Durability of a lubricant-infused Electrospray Silicon Rubber surface as an anti-icing coating

Abstract

Slippery liquid-infused porous surfaces (SLIPS) are attracting great interest as anti-icing coatings. However, the most challenging point for SLIPS is their durability. A heptadecafluorodecyl trimethoxysilane-fluorinated hierarchically micro-structured silicone rubber surface was prepared by electrospray method coupled with phase separation which had a contact angle of the lubricant θls(a)=0°. This study investigated the effects of the surface chemistry, length scale and hierarchy of the surface topography of the underlying substrates on their ability to retain the lubricant during repetitive icing/deicing, water washout and ice-shedding treatments.
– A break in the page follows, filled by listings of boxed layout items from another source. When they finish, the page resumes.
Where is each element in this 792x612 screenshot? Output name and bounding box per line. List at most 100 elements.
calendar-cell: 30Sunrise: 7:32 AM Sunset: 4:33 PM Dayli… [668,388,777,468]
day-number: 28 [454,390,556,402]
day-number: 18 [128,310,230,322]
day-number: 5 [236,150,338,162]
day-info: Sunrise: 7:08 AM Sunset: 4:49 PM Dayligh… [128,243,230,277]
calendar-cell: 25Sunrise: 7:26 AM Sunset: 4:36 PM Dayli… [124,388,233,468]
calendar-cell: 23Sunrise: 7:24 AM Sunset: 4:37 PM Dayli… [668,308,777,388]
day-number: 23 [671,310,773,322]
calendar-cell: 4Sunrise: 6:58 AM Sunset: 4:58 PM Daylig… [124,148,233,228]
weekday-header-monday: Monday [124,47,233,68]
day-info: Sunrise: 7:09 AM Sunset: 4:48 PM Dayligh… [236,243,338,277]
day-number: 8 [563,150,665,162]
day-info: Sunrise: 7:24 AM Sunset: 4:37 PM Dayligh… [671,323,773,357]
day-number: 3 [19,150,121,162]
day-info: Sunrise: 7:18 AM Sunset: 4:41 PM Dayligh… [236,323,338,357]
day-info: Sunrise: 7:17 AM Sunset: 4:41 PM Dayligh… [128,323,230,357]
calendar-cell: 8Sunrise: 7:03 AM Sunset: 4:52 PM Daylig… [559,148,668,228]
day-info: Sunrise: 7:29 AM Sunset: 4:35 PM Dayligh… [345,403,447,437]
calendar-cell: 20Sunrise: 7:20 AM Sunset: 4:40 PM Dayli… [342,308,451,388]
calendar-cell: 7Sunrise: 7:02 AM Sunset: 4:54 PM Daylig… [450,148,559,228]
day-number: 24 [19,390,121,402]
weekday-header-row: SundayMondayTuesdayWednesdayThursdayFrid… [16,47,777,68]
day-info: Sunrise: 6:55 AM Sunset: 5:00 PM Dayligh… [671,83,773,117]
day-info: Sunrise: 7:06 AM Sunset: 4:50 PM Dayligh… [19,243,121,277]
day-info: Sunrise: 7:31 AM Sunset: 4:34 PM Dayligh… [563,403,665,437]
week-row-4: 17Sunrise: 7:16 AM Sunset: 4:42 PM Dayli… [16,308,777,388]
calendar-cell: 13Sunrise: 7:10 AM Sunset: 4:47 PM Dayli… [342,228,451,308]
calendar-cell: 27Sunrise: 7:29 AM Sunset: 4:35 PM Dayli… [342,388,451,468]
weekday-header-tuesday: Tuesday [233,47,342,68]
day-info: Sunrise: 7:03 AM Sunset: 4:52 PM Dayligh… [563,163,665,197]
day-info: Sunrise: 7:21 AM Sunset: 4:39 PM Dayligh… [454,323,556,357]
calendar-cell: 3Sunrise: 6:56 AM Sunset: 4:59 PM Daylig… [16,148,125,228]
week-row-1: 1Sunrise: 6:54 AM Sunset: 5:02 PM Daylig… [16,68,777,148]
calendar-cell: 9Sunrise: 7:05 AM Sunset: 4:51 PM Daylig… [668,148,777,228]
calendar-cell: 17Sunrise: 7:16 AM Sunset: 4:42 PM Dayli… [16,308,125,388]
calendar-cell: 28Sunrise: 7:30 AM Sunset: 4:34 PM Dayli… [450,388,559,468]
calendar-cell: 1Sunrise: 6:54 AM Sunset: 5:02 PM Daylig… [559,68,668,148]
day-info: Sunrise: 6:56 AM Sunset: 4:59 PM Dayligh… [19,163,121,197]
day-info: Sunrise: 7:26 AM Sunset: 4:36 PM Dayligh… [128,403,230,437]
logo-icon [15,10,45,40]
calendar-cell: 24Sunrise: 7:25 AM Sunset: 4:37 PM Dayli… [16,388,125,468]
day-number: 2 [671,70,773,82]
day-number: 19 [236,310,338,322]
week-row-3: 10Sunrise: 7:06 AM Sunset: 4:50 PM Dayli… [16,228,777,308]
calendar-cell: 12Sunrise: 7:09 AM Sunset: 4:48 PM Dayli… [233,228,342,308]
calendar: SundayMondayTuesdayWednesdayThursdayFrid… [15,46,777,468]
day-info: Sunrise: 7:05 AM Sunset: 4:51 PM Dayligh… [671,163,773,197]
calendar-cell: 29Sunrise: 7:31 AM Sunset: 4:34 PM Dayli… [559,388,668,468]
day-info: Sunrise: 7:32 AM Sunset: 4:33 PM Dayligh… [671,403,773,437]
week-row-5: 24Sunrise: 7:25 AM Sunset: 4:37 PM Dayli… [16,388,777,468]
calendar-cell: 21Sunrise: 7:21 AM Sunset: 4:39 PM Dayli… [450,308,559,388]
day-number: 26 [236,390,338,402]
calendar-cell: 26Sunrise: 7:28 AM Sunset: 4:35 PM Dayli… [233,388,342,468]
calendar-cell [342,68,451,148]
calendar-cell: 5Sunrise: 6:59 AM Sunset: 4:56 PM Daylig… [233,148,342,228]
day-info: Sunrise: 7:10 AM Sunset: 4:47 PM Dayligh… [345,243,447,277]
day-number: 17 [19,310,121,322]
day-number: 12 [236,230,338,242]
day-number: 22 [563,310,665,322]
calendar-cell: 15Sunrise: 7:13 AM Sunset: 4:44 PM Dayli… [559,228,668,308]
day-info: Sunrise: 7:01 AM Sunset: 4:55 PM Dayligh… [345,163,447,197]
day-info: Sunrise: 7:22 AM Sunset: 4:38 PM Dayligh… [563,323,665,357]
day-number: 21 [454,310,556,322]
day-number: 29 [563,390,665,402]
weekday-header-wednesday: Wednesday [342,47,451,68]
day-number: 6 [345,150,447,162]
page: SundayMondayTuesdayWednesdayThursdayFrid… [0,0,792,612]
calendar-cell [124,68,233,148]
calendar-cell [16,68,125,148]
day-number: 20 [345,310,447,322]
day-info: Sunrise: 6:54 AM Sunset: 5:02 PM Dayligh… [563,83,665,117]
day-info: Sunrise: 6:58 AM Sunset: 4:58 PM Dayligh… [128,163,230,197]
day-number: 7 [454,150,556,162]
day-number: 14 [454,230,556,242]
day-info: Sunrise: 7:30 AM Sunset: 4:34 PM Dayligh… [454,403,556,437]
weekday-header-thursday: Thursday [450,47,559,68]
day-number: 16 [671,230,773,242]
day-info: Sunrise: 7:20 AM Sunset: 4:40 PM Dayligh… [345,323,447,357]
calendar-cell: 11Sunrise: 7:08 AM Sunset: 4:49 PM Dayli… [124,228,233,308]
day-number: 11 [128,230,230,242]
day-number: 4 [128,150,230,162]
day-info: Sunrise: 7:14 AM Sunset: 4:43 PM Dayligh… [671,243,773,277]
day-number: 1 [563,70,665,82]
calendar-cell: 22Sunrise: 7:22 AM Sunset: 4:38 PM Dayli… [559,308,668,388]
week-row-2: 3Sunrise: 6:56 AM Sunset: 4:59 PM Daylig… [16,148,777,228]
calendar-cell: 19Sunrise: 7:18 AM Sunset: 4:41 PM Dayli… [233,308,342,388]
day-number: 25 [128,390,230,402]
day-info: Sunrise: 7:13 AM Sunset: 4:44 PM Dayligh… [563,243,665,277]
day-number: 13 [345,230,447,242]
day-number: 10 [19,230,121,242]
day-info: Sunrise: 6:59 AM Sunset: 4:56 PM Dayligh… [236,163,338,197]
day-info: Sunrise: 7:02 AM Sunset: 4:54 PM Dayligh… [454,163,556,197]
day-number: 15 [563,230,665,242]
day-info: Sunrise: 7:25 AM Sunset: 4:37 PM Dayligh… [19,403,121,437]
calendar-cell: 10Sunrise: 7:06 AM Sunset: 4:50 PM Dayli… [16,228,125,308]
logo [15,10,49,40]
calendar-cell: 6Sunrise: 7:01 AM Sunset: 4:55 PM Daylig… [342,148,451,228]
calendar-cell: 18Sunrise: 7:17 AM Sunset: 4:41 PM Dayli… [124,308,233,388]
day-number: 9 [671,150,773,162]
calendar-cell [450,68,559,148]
This study compares the lubricant retention rate, ice formation time and ice adhesion strength. The result demonstrated that SLIPS with a fluorinated hierarchical micro/nano scale substrate maintains the best anti-icing capability. Lubricant in the microscale pores can easily creep up to the surface with nano-scale pores providing stronger capillary forces to hold the lubricant in the pores only if θls(a)=0° with a rolling hill pattern lubricant surface morphology formed during the loss of lubricant. Such fluorinated hierarchically nano/micro structured substrate will enable the lubricant to completely cover the surface which reduces heterogeneous nucleation and frost propagation velocity.